On my 3.9-mile exploratory walk this morning, I forged a new loop that is destined to be a staple of my base fitness circuit. It turns out I love my new neighborhood even more than I thought. As I wound my way west I was blown away by how beautiful the residential streets were, how green with trees (even as the other side of the country suffers catastrophic snows). Then I turned to the north, where the Hollywood hills rose up like a crown in the middle distance.
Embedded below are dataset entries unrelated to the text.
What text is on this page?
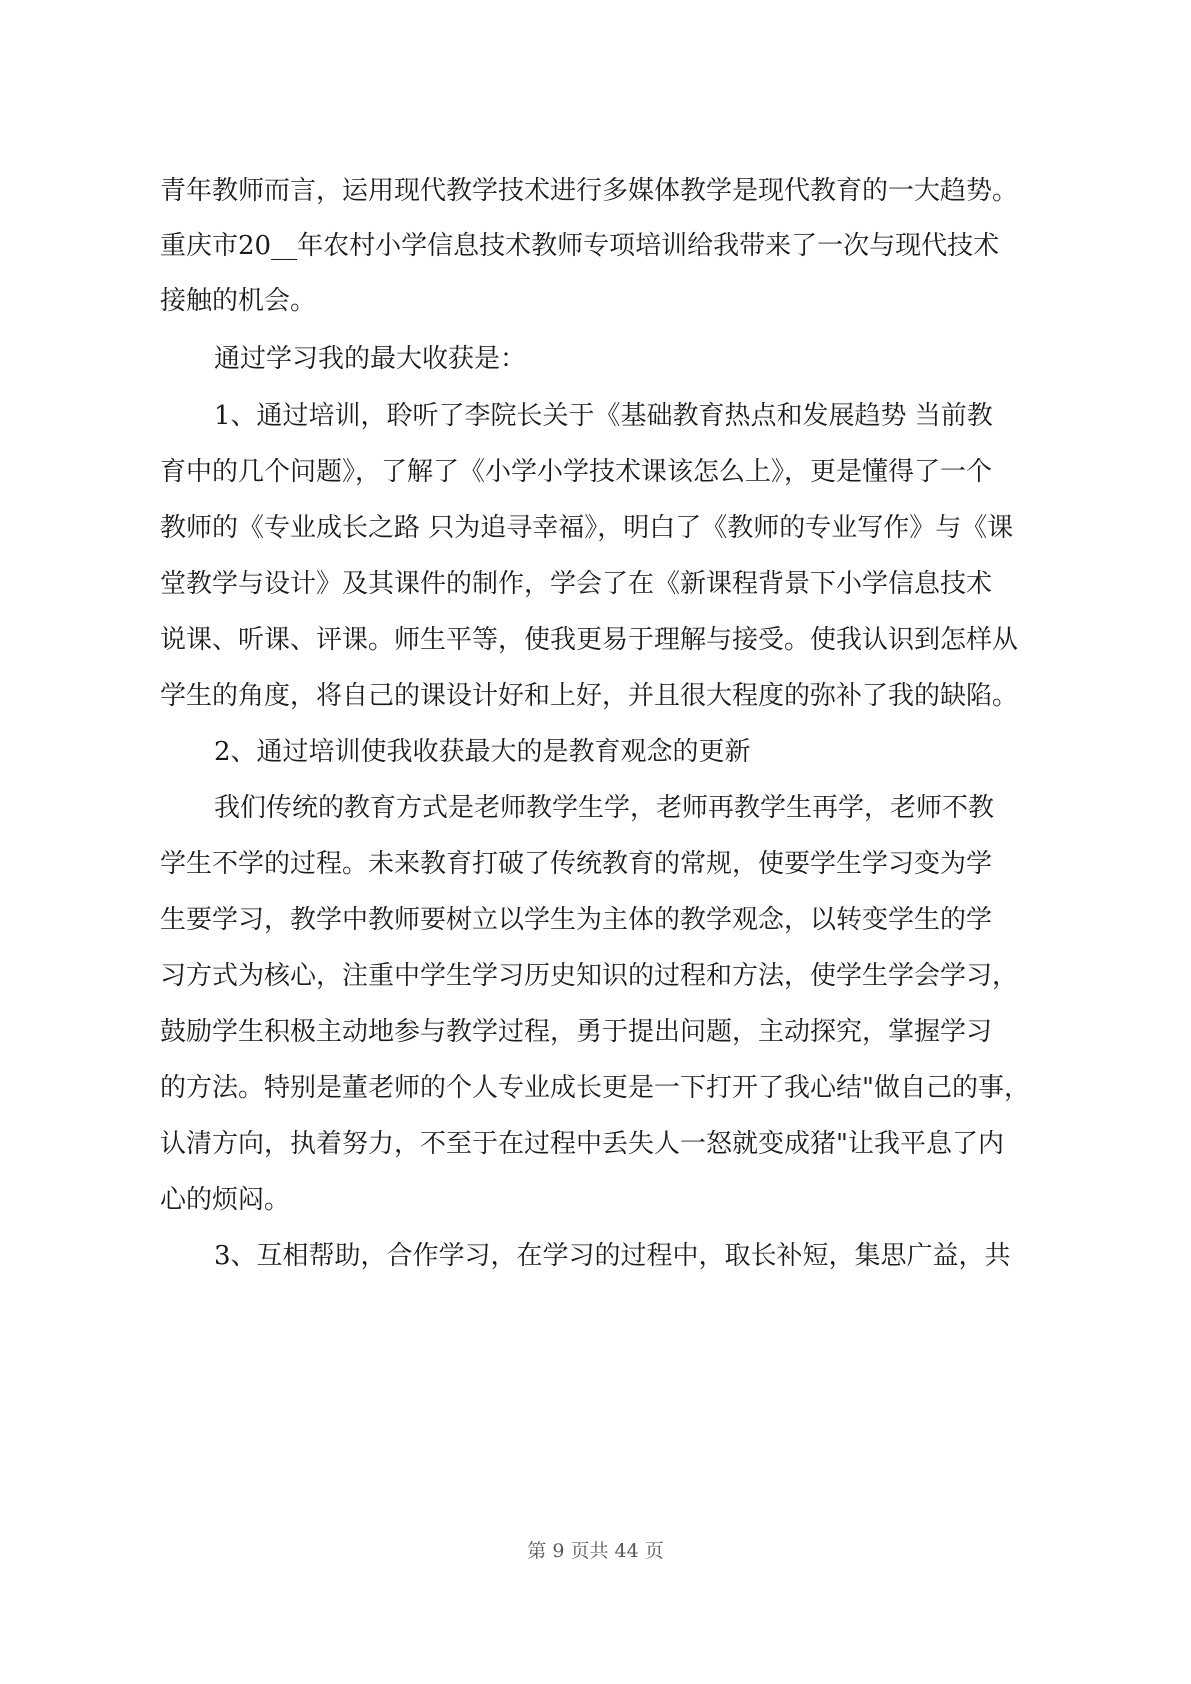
青年教师而言，运用现代教学技术进行多媒体教学是现代教育的一大趋势。
重庆市20__年农村小学信息技术教师专项培训给我带来了一次与现代技术
接触的机会。
通过学习我的最大收获是：
1、通过培训，聆听了李院长关于《基础教育热点和发展趋势 当前教
育中的几个问题》，了解了《小学小学技术课该怎么上》，更是懂得了一个
教师的《专业成长之路 只为追寻幸福》，明白了《教师的专业写作》与《课
堂教学与设计》及其课件的制作，学会了在《新课程背景下小学信息技术
说课、听课、评课。师生平等，使我更易于理解与接受。使我认识到怎样从
学生的角度，将自己的课设计好和上好，并且很大程度的弥补了我的缺陷。
2、通过培训使我收获最大的是教育观念的更新
我们传统的教育方式是老师教学生学，老师再教学生再学，老师不教
学生不学的过程。未来教育打破了传统教育的常规，使要学生学习变为学
生要学习，教学中教师要树立以学生为主体的教学观念，以转变学生的学
习方式为核心，注重中学生学习历史知识的过程和方法，使学生学会学习，
鼓励学生积极主动地参与教学过程，勇于提出问题，主动探究，掌握学习
的方法。特别是董老师的个人专业成长更是一下打开了我心结"做自己的事，
认清方向，执着努力，不至于在过程中丢失人一怒就变成猪"让我平息了内
心的烦闷。
3、互相帮助，合作学习，在学习的过程中，取长补短，集思广益，共
第 9 页共 44 页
On my way south once more, I made my way past Melrose art galleries and the trendy juice bars of Larchmont Village. The weather could not have been more suited to walking. Suddenly it hit me that my life was better than it has ever been.

Things can turn around so fast. In November I was miserable. What’s changed? Even before I moved, the medication I’d started taking was beginning to work. Now it’s been seven weeks. But medication isn’t everything. Sticking with my recovery program and making it through the one-year mark has given me a boost too, especially since I’m making better friends on that pathway all the time. But moving into my own place—which I’ve wanted to do for years—kicked everything up a notch. Suddenly I wasn’t just content, I was ecstatic. I could scarcely keep my mouth shut today as I took in my new surroundings, wishing I suddenly had decades to absorb everything around me. To the local women out walking their dogs, I must have looked like a crazy person powering down the sidewalk, muttering, “I love my life. I’m so happy,” in genuine surprise.

I know this bright clean high won’t last forever. It’s another pink cloud, a shock of joy, a celebration of finally, finally being as independent as I’ve wanted to be since I was a small child. Things will level out and challenges are coming. But I can’t remember the last time I wanted to make each day last forever, yet felt so excited to see what happens next.